Глаза девочки были расширены от ужаса.
– Поздоровайся с мамочкой, Света! Мамочка тебя все-таки нашла… Мамочка хорошая!.. Какого черта ты сюда заявилась?!
– Я пришла за ней, – кивнула я на Русю.
– Ты ее не получишь. Папаша умер, и деньги с него уже не слупишь. Оставлять ее в живых нет смысла.
Лицо Руси было мертвенно-бледным, губы ее шевелились, как будто она что-то шептала про себя. Девочка была одета в серые брючки и светлую футболку с ярко-синей бабочкой на груди. Это я купила ей эту футболку! Сердце мое екнуло и ухнуло куда-то вниз.
– Отпусти ребенка, подонок! А потом мы с тобой поговорим.
– Нам с тобой разговаривать не о чем. И ее я не отпущу. Клади на пол пистолет, живо! Кидай его мне. Ногой! А то я… – И он крепче прижал нож к Русиной шее.
– Тихо! – Я положила на пол пистолет и поддела его носком туфли. Он откатился к ногам Моршанова. – Не трогай ее! Чего ты хочешь?
– Ты здесь не одна? – спросил он.
– Не одна.
– Я хочу спокойно уйти отсюда. Я не трогаю тебя, ты – меня… Скажем так: джентльменское соглашение. Она будет моим гарантом. – Губы Моршанова скривились. – Идет?
– Нет! Отдай ее мне. Зачем тебе Руся? Денег с ее отца ты уже не возьмешь. Он умер.
– Я знаю. Я пытался наладить контакт с теми, кому достались его акции, но он либо был банкротом, либо хорошо спрятал свои капиталы. Никто ничего не знает, и девчонка никому не нужна.
– Так отдай ее мне, – повторила я. – Для чего ты ее сейчас держишь?
– Я же говорю: она – гарант. Неужели не ясно?
– Не ясно!
Моршанов слега шевельнул ножом, и лицо Руси исказилось еще сильнее.
Во рту у меня пересохло.
– Хо… хорошо! – запинаясь, выговорила я. – Иди вместе с Русей. Только аккуратно! Не причиняй ей боли!
Моршанов встал и поднял с пола мой пистолет.
– Отойди в сторону! – бросил он мне. – Быстро!
Я отошла. Но, когда он проходил мимо меня, я кинулась к нему и схватилась за нож обеими руками. Острая боль пронзила мои ладони, но я не выпустила лезвие.
От боли я качнулась вперед и краем глаза увидела, что Руся ускользнула от этого гада и выбежала за дверь. В следующий момент Моршанов подхватил меня и буквально швырнул на стул.
– Вот теперь ты у меня в руках! И сейчас мы выйдем вдвоем. Ты и я!
Он повертел пистолет в руках.
– Если что… убью на месте, не целясь! Надеюсь, я все доходчиво объяснил? Не слышу ответа? – И он ударил меня по лицу.
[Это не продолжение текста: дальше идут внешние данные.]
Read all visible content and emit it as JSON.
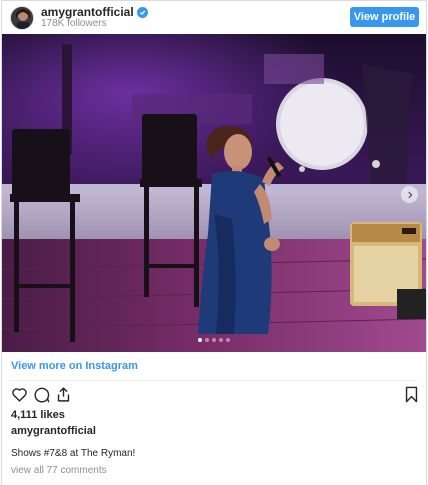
{
  "header": {
    "username": "amygrantofficial",
    "verified": true,
    "followers": "178K followers",
    "view_profile_label": "View profile"
  },
  "post": {
    "photo_description_icon": "concert-photo",
    "carousel": {
      "slide_count": 5,
      "active_index": 0
    },
    "view_more_label": "View more on Instagram",
    "likes": "4,111 likes",
    "owner": "amygrantofficial",
    "caption": "Shows #7&8 at The Ryman!",
    "comments_link": "view all 77 comments"
  },
  "colors": {
    "accent": "#3897f0",
    "text": "#262626",
    "muted": "#8e8e8e",
    "stage_purple": "#6a2a8f"
  },
  "icons": {
    "like": "heart-icon",
    "comment": "comment-icon",
    "share": "share-icon",
    "save": "bookmark-icon",
    "verified": "verified-badge-icon",
    "next": "chevron-right-icon"
  }
}
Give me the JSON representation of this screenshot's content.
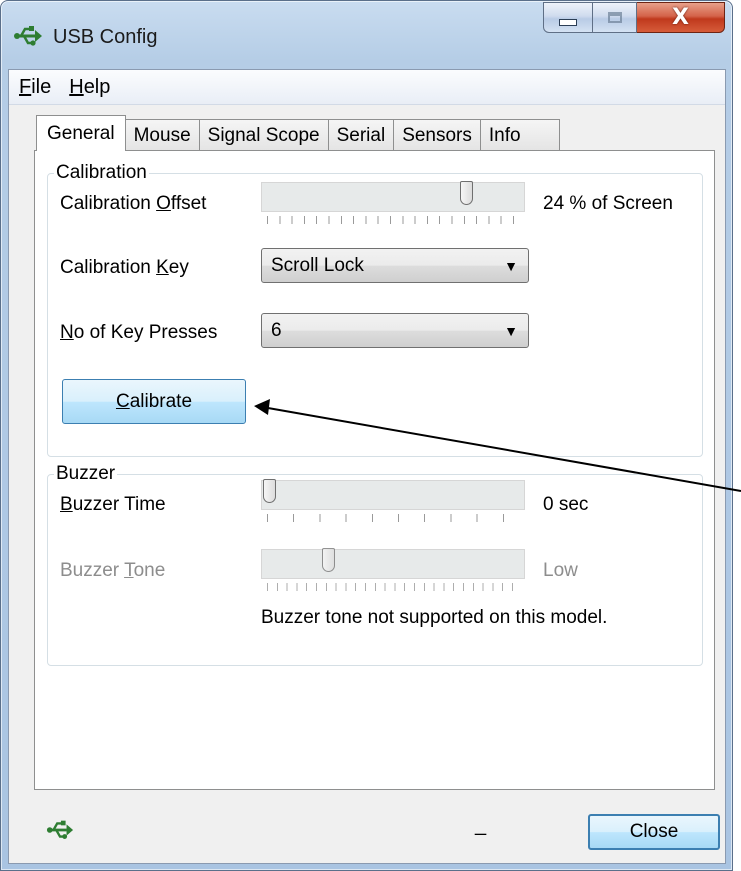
{
  "window": {
    "title": "USB Config",
    "icon": "usb-icon",
    "caption_buttons": [
      "minimize-icon",
      "maximize-icon",
      "close-icon"
    ],
    "close_glyph": "X"
  },
  "menu": {
    "file_accel": "F",
    "file_rest": "ile",
    "help_accel": "H",
    "help_rest": "elp"
  },
  "tabs": [
    "General",
    "Mouse",
    "Signal Scope",
    "Serial",
    "Sensors",
    "Info"
  ],
  "active_tab": "General",
  "calibration": {
    "group_title": "Calibration",
    "offset_label_pre": "Calibration ",
    "offset_label_accel": "O",
    "offset_label_post": "ffset",
    "offset_value": "24 % of Screen",
    "offset_slider_level": 0.76,
    "key_label_pre": "Calibration ",
    "key_label_accel": "K",
    "key_label_post": "ey",
    "key_value": "Scroll Lock",
    "presses_label_accel": "N",
    "presses_label_post": "o of Key Presses",
    "presses_value": "6",
    "button_accel": "C",
    "button_rest": "alibrate"
  },
  "buzzer": {
    "group_title": "Buzzer",
    "time_label_accel": "B",
    "time_label_post": "uzzer Time",
    "time_value": "0 sec",
    "time_slider_level": 0.0,
    "tone_label_pre": "Buzzer ",
    "tone_label_accel": "T",
    "tone_label_post": "one",
    "tone_value": "Low",
    "tone_slider_level": 0.25,
    "note": "Buzzer tone not supported on this model."
  },
  "status": {
    "icon": "usb-icon",
    "text": "_"
  },
  "footer": {
    "close_label": "Close"
  },
  "colors": {
    "titlebar": "#b5cde6",
    "close_button": "#c0391d",
    "default_button": "#bee6fd",
    "accent_border": "#3c7fb1"
  }
}
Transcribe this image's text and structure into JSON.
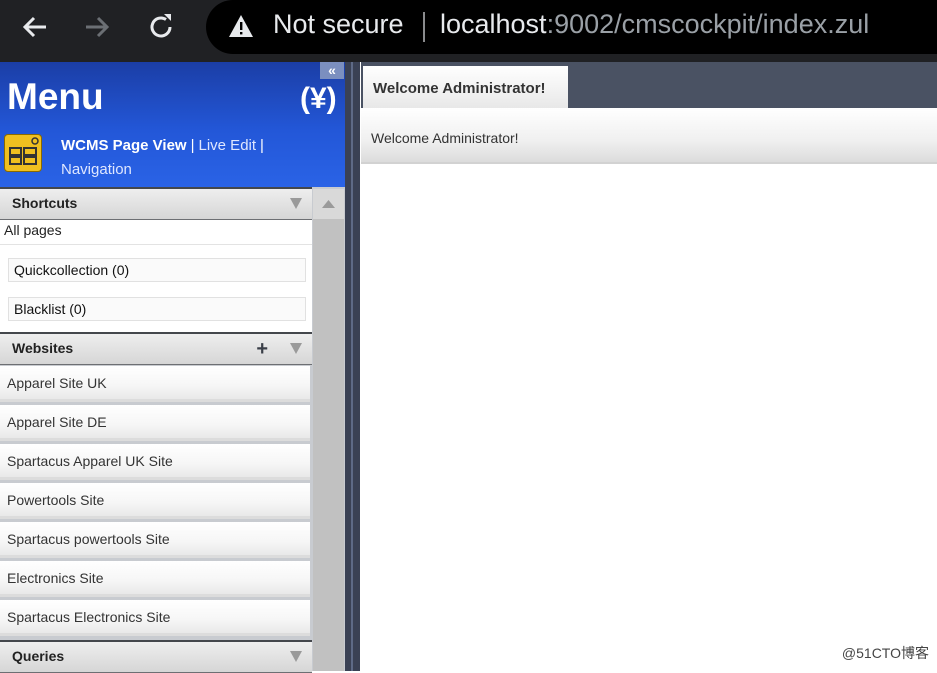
{
  "browser": {
    "security_label": "Not secure",
    "url_host": "localhost",
    "url_rest": ":9002/cmscockpit/index.zul"
  },
  "menu": {
    "title": "Menu",
    "collapse_label": "«",
    "logo_text": "(¥)",
    "nav": {
      "current": "WCMS Page View",
      "live_edit": "Live Edit",
      "navigation": "Navigation"
    }
  },
  "shortcuts": {
    "header": "Shortcuts",
    "all_pages": "All pages",
    "quickcollection": "Quickcollection (0)",
    "blacklist": "Blacklist (0)"
  },
  "websites": {
    "header": "Websites",
    "items": [
      {
        "label": "Apparel Site UK"
      },
      {
        "label": "Apparel Site DE"
      },
      {
        "label": "Spartacus Apparel UK Site"
      },
      {
        "label": "Powertools Site"
      },
      {
        "label": "Spartacus powertools Site"
      },
      {
        "label": "Electronics Site"
      },
      {
        "label": "Spartacus Electronics Site"
      }
    ]
  },
  "queries": {
    "header": "Queries"
  },
  "main": {
    "tab_label": "Welcome Administrator!",
    "welcome_text": "Welcome Administrator!"
  },
  "watermark": "@51CTO博客",
  "colors": {
    "menu_blue": "#2357d8",
    "tabbar": "#4a5263",
    "splitter": "#3a4154"
  }
}
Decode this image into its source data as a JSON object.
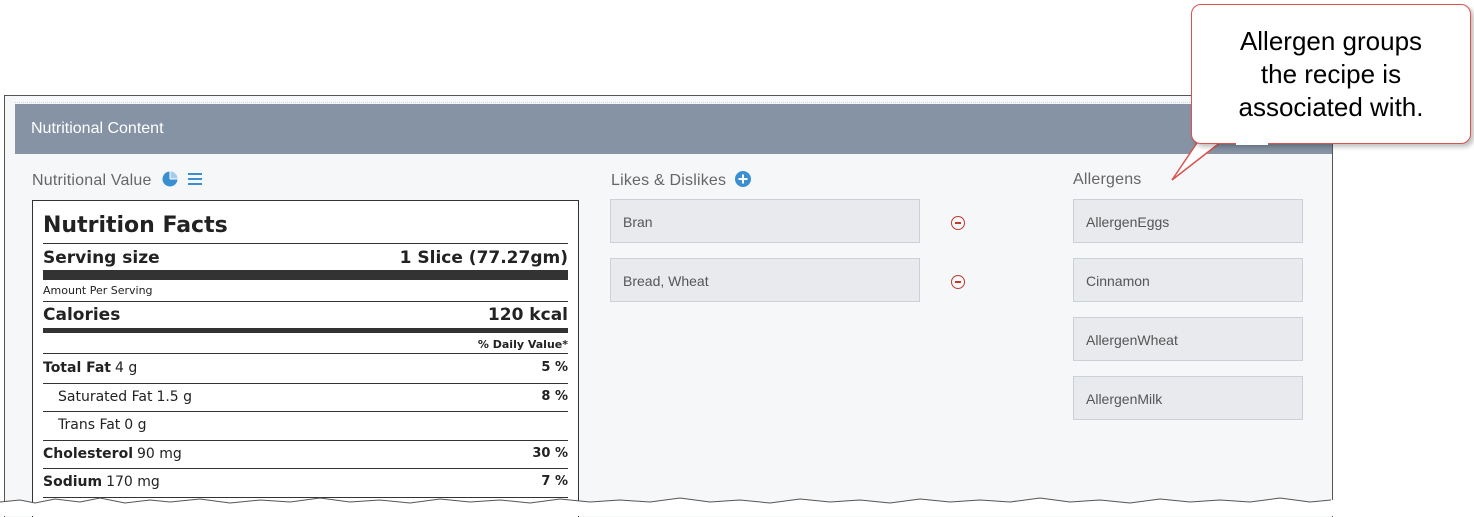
{
  "header": {
    "title": "Nutritional Content"
  },
  "nutritional_value": {
    "title": "Nutritional Value",
    "icons": [
      "pie-chart-icon",
      "list-icon"
    ]
  },
  "nutrition_facts": {
    "title": "Nutrition Facts",
    "serving_label": "Serving size",
    "serving_value": "1 Slice (77.27gm)",
    "amount_per_serving": "Amount Per Serving",
    "calories_label": "Calories",
    "calories_value": "120 kcal",
    "daily_value_header": "% Daily Value*",
    "rows": [
      {
        "label": "Total Fat",
        "amount": "4 g",
        "percent": "5 %",
        "indent": false,
        "bold_label": true
      },
      {
        "label": "Saturated Fat",
        "amount": "1.5 g",
        "percent": "8 %",
        "indent": true,
        "bold_label": false
      },
      {
        "label": "Trans Fat",
        "amount": "0 g",
        "percent": "",
        "indent": true,
        "bold_label": false
      },
      {
        "label": "Cholesterol",
        "amount": "90 mg",
        "percent": "30 %",
        "indent": false,
        "bold_label": true
      },
      {
        "label": "Sodium",
        "amount": "170 mg",
        "percent": "7 %",
        "indent": false,
        "bold_label": true
      }
    ]
  },
  "likes_dislikes": {
    "title": "Likes & Dislikes",
    "items": [
      "Bran",
      "Bread, Wheat"
    ]
  },
  "allergens": {
    "title": "Allergens",
    "items": [
      "AllergenEggs",
      "Cinnamon",
      "AllergenWheat",
      "AllergenMilk"
    ]
  },
  "callout": {
    "line1": "Allergen groups",
    "line2": "the recipe is",
    "line3": "associated with."
  },
  "colors": {
    "header_bg": "#8593a5",
    "accent_blue": "#3a8fd0",
    "remove_red": "#c0392b",
    "callout_border": "#d9534f"
  }
}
Боль вновь обожгла меня, но я вытерпела.
– Доходчиво, – бросила я.
– Как ты меня нашла-то? – в его голосе прозвучали нотки любопытства. – Говорить собираешься? Или мне тебе язык развязать?
Я облизнула губы; во рту у меня пересохло.
– Я… как-то раз услышала, как ты в разговоре упомянул деревню Охмелино, и… – я сглотнула. – Вспомнила это название, нашла его в Интернете и приехала туда. Один дед тебя опознал по старому фото.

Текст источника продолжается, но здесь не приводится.